23,650 animals recorded last year

Schleswig-Holstein and the North Sea states of the Netherlands and Denmark also count under the international seal protection agreement. In 2022, 23,650 harbor seals were recorded along the North Sea coast lying on sandbanks at low tide. According to the State Office for Consumer Protection and Food Safety (Laves), there were 8,720 animals in Lower Saxony. The actual population is higher because about a third of the seals are always swimming in the water.

The seal pups can be recognized by their whitish fur. There aren’t many yet. The whelping season has only just begun and is heading towards its peak at the end of June. The five flights over three months therefore served different purposes, explains Stejskal: first of all, the increase in the young animal population is determined, and later in August, after the fur change, the total number of seals.
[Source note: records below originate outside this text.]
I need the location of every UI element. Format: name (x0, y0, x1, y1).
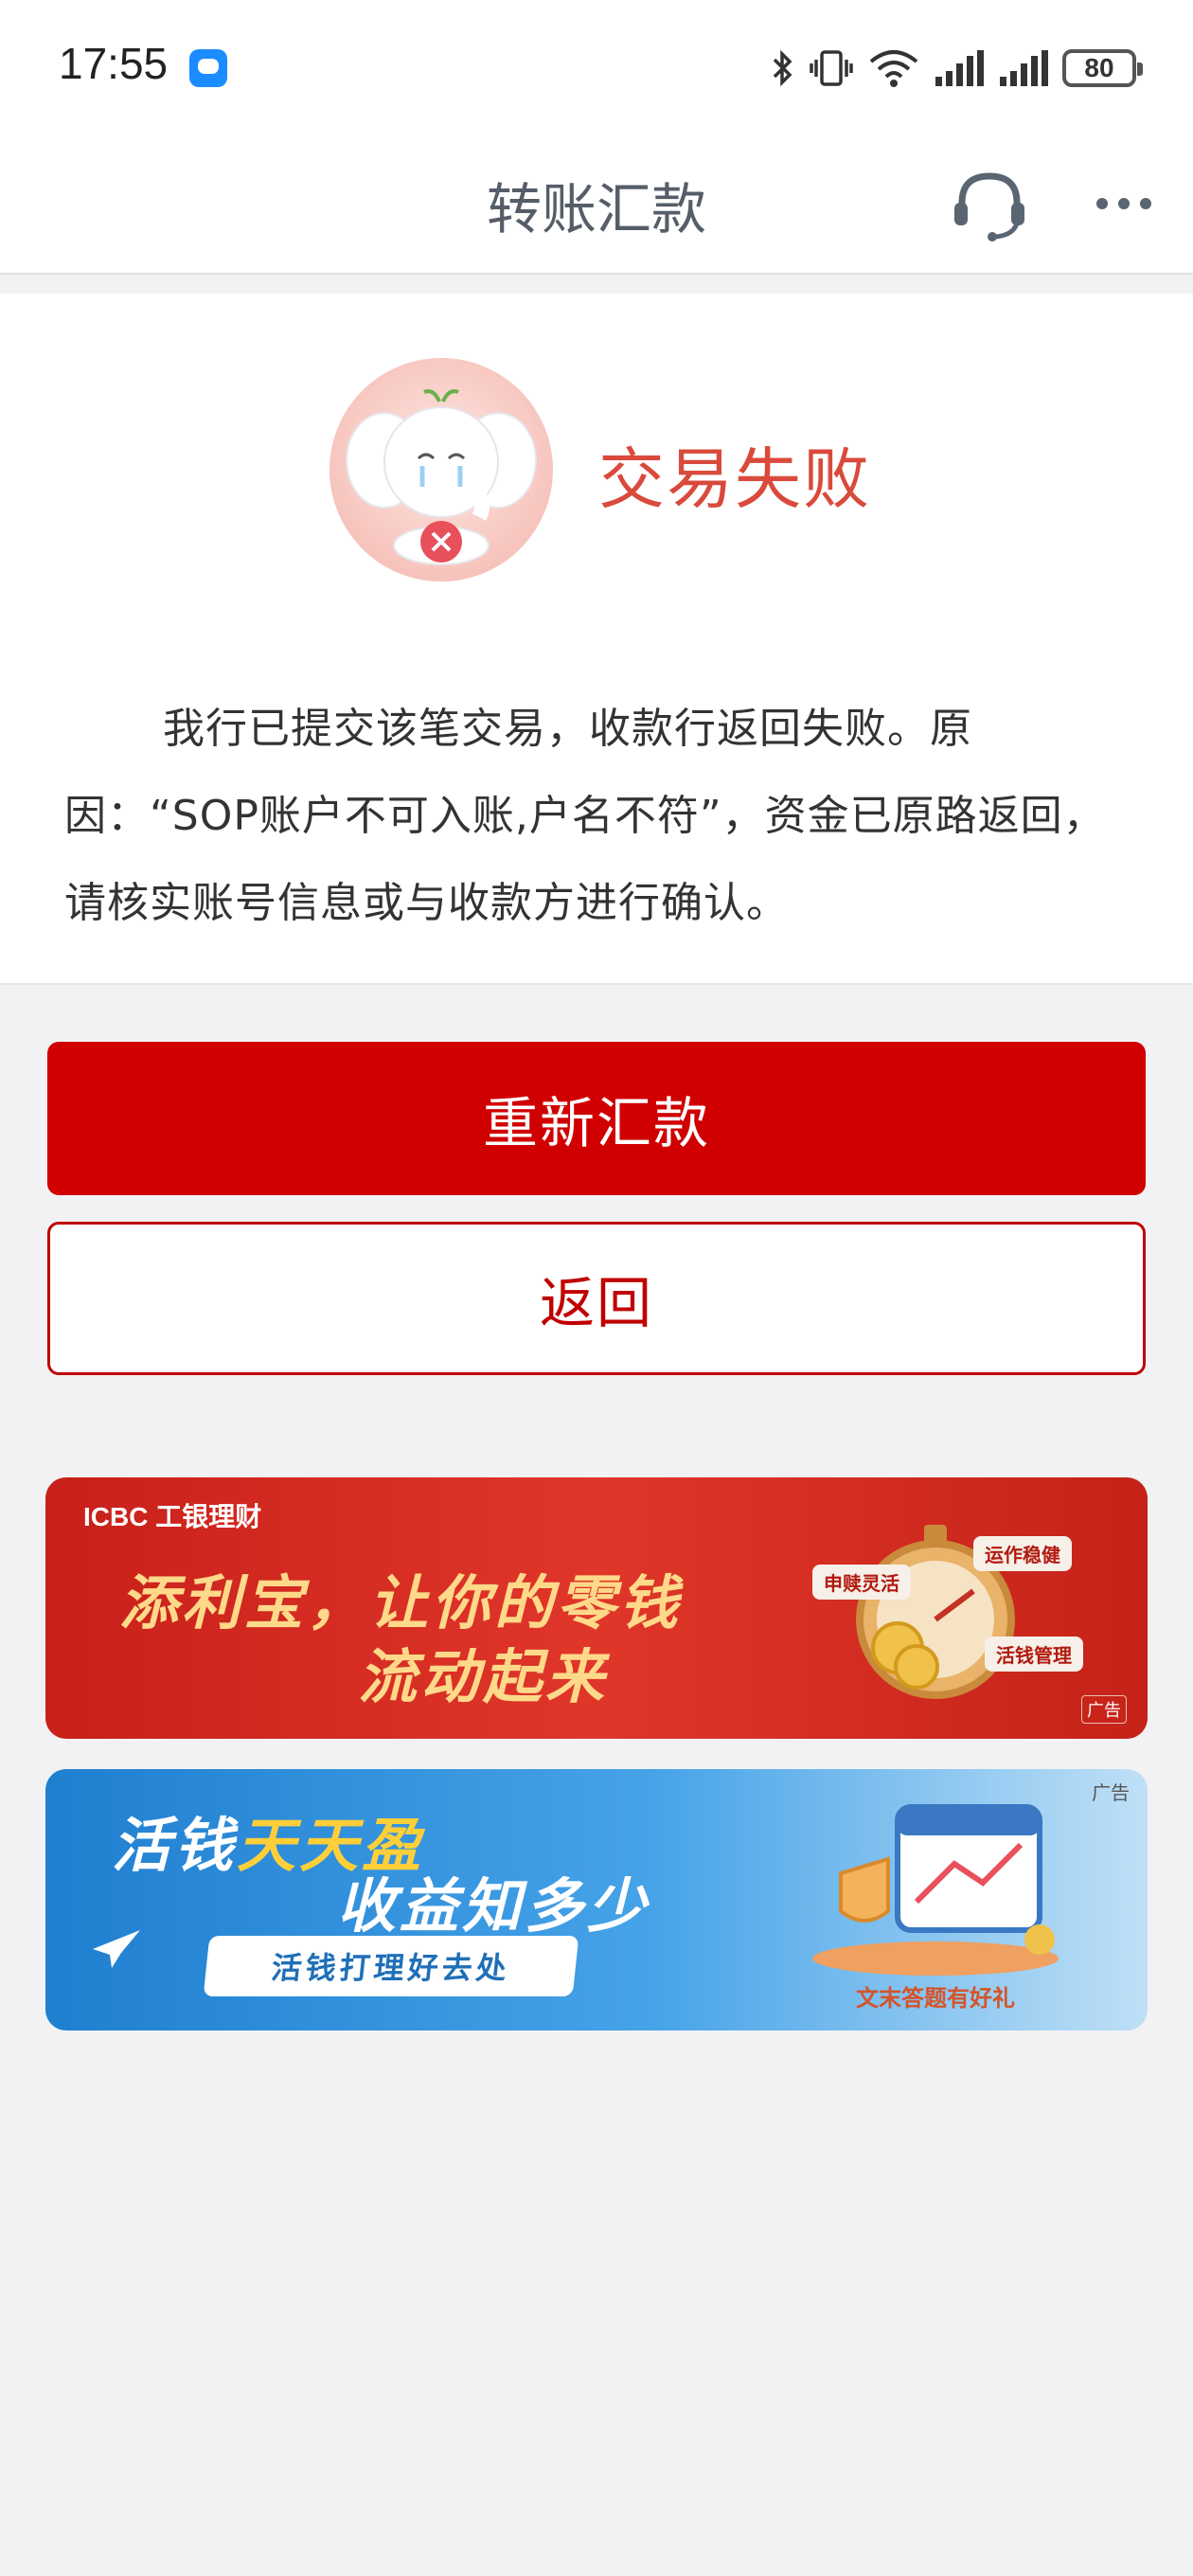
status-icons: 80 (771, 42, 1143, 95)
retry-transfer-button[interactable]: 重新汇款 (47, 1042, 1146, 1195)
status-time: 17:55 (59, 39, 169, 88)
tag-flexible: 申赎灵活 (812, 1565, 911, 1600)
ad-badge: 广告 (1081, 1695, 1127, 1724)
result-title: 交易失败 (598, 440, 871, 518)
status-bar: 17:55 80 (0, 0, 1193, 133)
back-button[interactable]: 返回 (47, 1222, 1146, 1375)
result-message: 我行已提交该笔交易，收款行返回失败。原因：“SOP账户不可入账,户名不符”，资金… (64, 705, 1106, 927)
sad-elephant-mascot-icon (329, 358, 553, 581)
icbc-brand: ICBC 工银理财 (83, 1496, 261, 1534)
banner-headline: 添利宝，让你的零钱 (119, 1568, 683, 1637)
vibrate-icon (810, 50, 853, 86)
ad-banner-tianlibao[interactable]: ICBC 工银理财 添利宝，让你的零钱 流动起来 申赎灵活 运作稳健 活钱管理 … (45, 1477, 1148, 1739)
brand-text: ICBC 工银理财 (83, 1502, 262, 1531)
more-icon[interactable] (1091, 180, 1157, 227)
battery-icon: 80 (1062, 49, 1143, 87)
message-app-icon (189, 49, 227, 87)
tag-stable: 运作稳健 (973, 1536, 1072, 1571)
tag-cash-management: 活钱管理 (985, 1637, 1083, 1672)
banner-footer: 文末答题有好礼 (856, 1985, 1015, 2012)
airplane-icon (93, 1930, 140, 1968)
calendar-shield-icon (812, 1804, 1059, 1976)
battery-level: 80 (1084, 53, 1114, 82)
headset-icon[interactable] (947, 161, 1032, 246)
ad-banner-tiantianying[interactable]: 活钱天天盈 收益知多少 活钱打理好去处 文末答题有好礼 广告 (45, 1769, 1148, 2030)
result-card: 交易失败 我行已提交该笔交易，收款行返回失败。原因：“SOP账户不可入账,户名不… (0, 294, 1193, 985)
banner-pill: 活钱打理好去处 (203, 1936, 579, 1996)
signal-icon (935, 50, 984, 86)
banner-subheadline: 流动起来 (358, 1642, 609, 1711)
signal-icon (1000, 50, 1048, 86)
bluetooth-icon (773, 49, 792, 87)
nav-bar: 转账汇款 (0, 133, 1193, 275)
ad-badge: 广告 (1092, 1781, 1130, 1804)
banner-subheadline: 收益知多少 (337, 1871, 650, 1941)
wifi-icon (869, 50, 918, 87)
headline-prefix: 活钱 (112, 1811, 238, 1880)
In Lower Saxony, the population of seals has been systematically recorded since 1958. “This is a unique set of data,” says wildlife specialist Ursula Siebert from the University of Veterinary Medicine in Hanover. The curve shows the low of just over 1000 seals in the mid-1970s, the cuts due to disease. “One experience is that the seal populations have always recovered faster than we thought after the virus epidemics.”

Stejskal and Siebert say that the population of seals can be seen as an indicator of the quality of the Wadden Sea habitat. So if the piscivore is fine, is the food chain okay? The increase in a population alone is not enough as an indicator, says Professor Siebert. “We need to look deeper.”

juniors disappear

For example, she is concerned about the loss of newborn animals, the total number is not growing accordingly. “Young animals are disappearing disproportionately.” And there is little information about what is happening to them. Last year, the total stock fell for the first time since 2011 – all still within the range of natural fluctuations, as they say. But the experts are concerned: could a natural limit for the seal population have been reached in the Wadden Sea? But that is only one possible answer.
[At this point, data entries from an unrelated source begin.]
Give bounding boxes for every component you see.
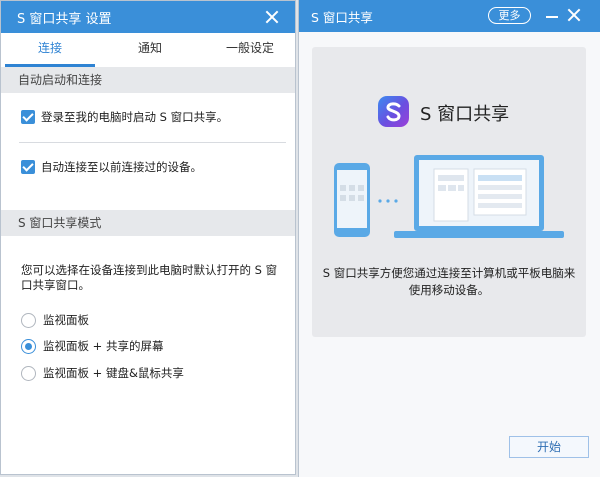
main-titlebar: S 窗口共享 更多 — [299, 0, 600, 32]
radio-row-monitor-panel-keyboard-mouse[interactable]: 监视面板 + 键盘&鼠标共享 — [21, 365, 184, 381]
radio-label-monitor-panel-keyboard-mouse: 监视面板 + 键盘&鼠标共享 — [43, 366, 184, 380]
checkbox-row-launch-on-login[interactable]: 登录至我的电脑时启动 S 窗口共享。 — [21, 109, 228, 125]
phone-to-laptop-illustration — [334, 155, 564, 238]
close-icon[interactable] — [567, 8, 581, 22]
settings-window: S 窗口共享 设置 连接 通知 一般设定 自动启动和连接 登录至我的电脑时启动 … — [0, 0, 296, 475]
more-button[interactable]: 更多 — [488, 7, 531, 24]
desktop: S 窗口共享 设置 连接 通知 一般设定 自动启动和连接 登录至我的电脑时启动 … — [0, 0, 600, 477]
brand-name: S 窗口共享 — [420, 104, 510, 125]
radio-monitor-panel-shared-screen[interactable] — [21, 338, 36, 354]
settings-titlebar: S 窗口共享 设置 — [1, 1, 295, 33]
checkbox-label-launch-on-login: 登录至我的电脑时启动 S 窗口共享。 — [41, 110, 229, 124]
section-header-autostart: 自动启动和连接 — [1, 67, 295, 93]
intro-card: S 窗口共享 S 窗口共享方便您通过连接至计算机或平板电脑来使用移动设备。 — [312, 47, 586, 337]
radio-row-monitor-panel-shared-screen[interactable]: 监视面板 + 共享的屏幕 — [21, 338, 163, 354]
radio-label-monitor-panel-shared-screen: 监视面板 + 共享的屏幕 — [43, 339, 164, 353]
intro-caption: S 窗口共享方便您通过连接至计算机或平板电脑来使用移动设备。 — [322, 266, 576, 297]
radio-monitor-panel[interactable] — [21, 312, 36, 328]
section-header-mode: S 窗口共享模式 — [1, 210, 295, 236]
tab-connection[interactable]: 连接 — [5, 33, 95, 67]
radio-label-monitor-panel: 监视面板 — [43, 313, 89, 327]
minimize-icon[interactable] — [545, 8, 559, 22]
settings-window-title: S 窗口共享 设置 — [17, 12, 112, 27]
tab-notifications[interactable]: 通知 — [105, 33, 195, 67]
radio-monitor-panel-keyboard-mouse[interactable] — [21, 365, 36, 381]
settings-tabs: 连接 通知 一般设定 — [1, 33, 295, 67]
checkbox-auto-connect[interactable] — [21, 160, 35, 174]
main-window: S 窗口共享 更多 S 窗口共享 S 窗口共享方便您通过连接至计算机或平板电脑来… — [298, 0, 600, 477]
checkbox-launch-on-login[interactable] — [21, 110, 35, 124]
tab-general-settings[interactable]: 一般设定 — [205, 33, 295, 67]
close-icon[interactable] — [265, 10, 279, 24]
start-button[interactable]: 开始 — [509, 436, 589, 458]
checkbox-label-auto-connect: 自动连接至以前连接过的设备。 — [41, 160, 202, 174]
divider — [19, 142, 286, 143]
checkbox-row-auto-connect[interactable]: 自动连接至以前连接过的设备。 — [21, 159, 202, 175]
s-window-share-logo-icon — [378, 96, 409, 127]
main-window-title: S 窗口共享 — [311, 10, 373, 25]
mode-description: 您可以选择在设备连接到此电脑时默认打开的 S 窗口共享窗口。 — [21, 263, 278, 292]
radio-row-monitor-panel[interactable]: 监视面板 — [21, 312, 89, 328]
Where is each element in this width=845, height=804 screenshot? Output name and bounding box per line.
Seals migrate a lot, the entire North Sea is their hunting ground, and the experts are concerned about the expansion of wind energy. “The construction of offshore parks poses a great risk to marine mammals,” says Siebert. Old munitions that have to be blown up are stored in many sea areas. The erection of the wind turbines makes noise under water, there is more shipping traffic. “In comparison, the Wadden Sea is a quiet retreat for the animals.”